Wisła, po laniu, jakie na inaugurację dostała od Polonii Warszawa (0:4), pokonała Odrę Opole i Motor Lublin. Środowa wygrana 2:1 w Lublinie była jednak szczęśliwa, Wisła nie zachwyciła (decydujące o zwycięstwie gole strzelili Sławomir Peszko i Mateusz Żytko). "Nafciarze" mają jednak bardzo silny skład. Co prawda po spadku z ekstraklasy odeszło kilku piłkarzy, głównie zagranicznych, jak; Tomas Dosek, Sead Zilić czy Lumir Sedlacek, którzy zdominowali skład Wisły w poprzednim sezonie, ale nowe nabytki, jak Rafał Lasocki, Żytko z Zagłębia Lubin czy Piotr Bania, jak na warunki drugoligowe prezentują się więcej niż solidnie.

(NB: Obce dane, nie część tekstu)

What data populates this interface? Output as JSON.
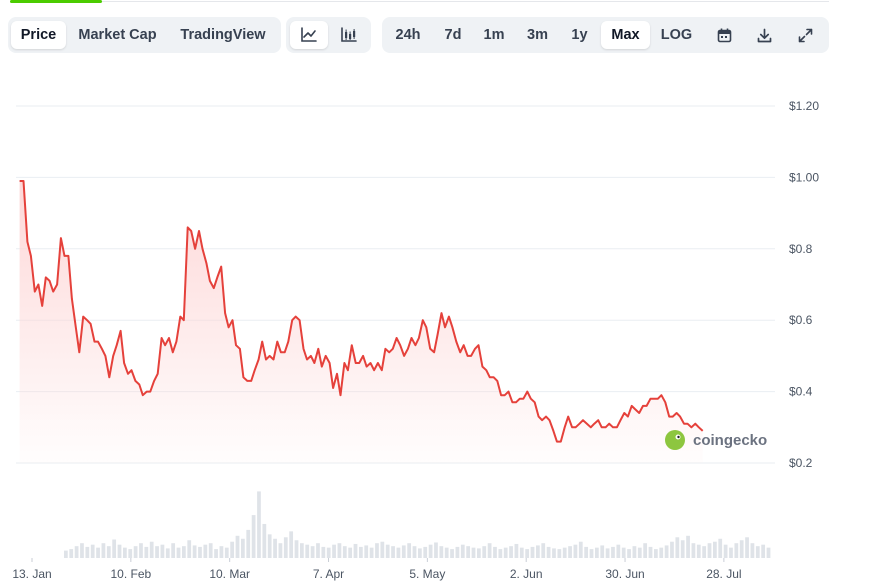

Lechia w meczu z Piastem próbowała zneutralizować środek pola, wyszło to biało-zielonym całkiem dobrze i może być to także metoda na Wisłę. Duża w tym zasługa pomocników. Dobre wrażenie swoją grą zrobił Andrzej Rybski, w drugiej połowie rozkręcił się Piotr Kasperkiewicz. Przed przerwą był chaotyczny, w drugich 45 min grał już bardzo pewnie i imponował przeglądem pola.

Bilety na Wisłę

W piątek - w godz. 10 - 18, w Punkcie Obsługi Kibica Lechii, znajdującym się na stadionie przy ul. Traugutta - prowadzona będzie przedsprzedaż biletów na mecz z Wisłą w Płocku. Do dyspozycji gdańskich kibiców przeznaczona została pula 500 wejściówek. Zakupu można dokonać tylko i wyłącznie po podaniu danych osobowych, za okazaniem dokumentu tożsamości.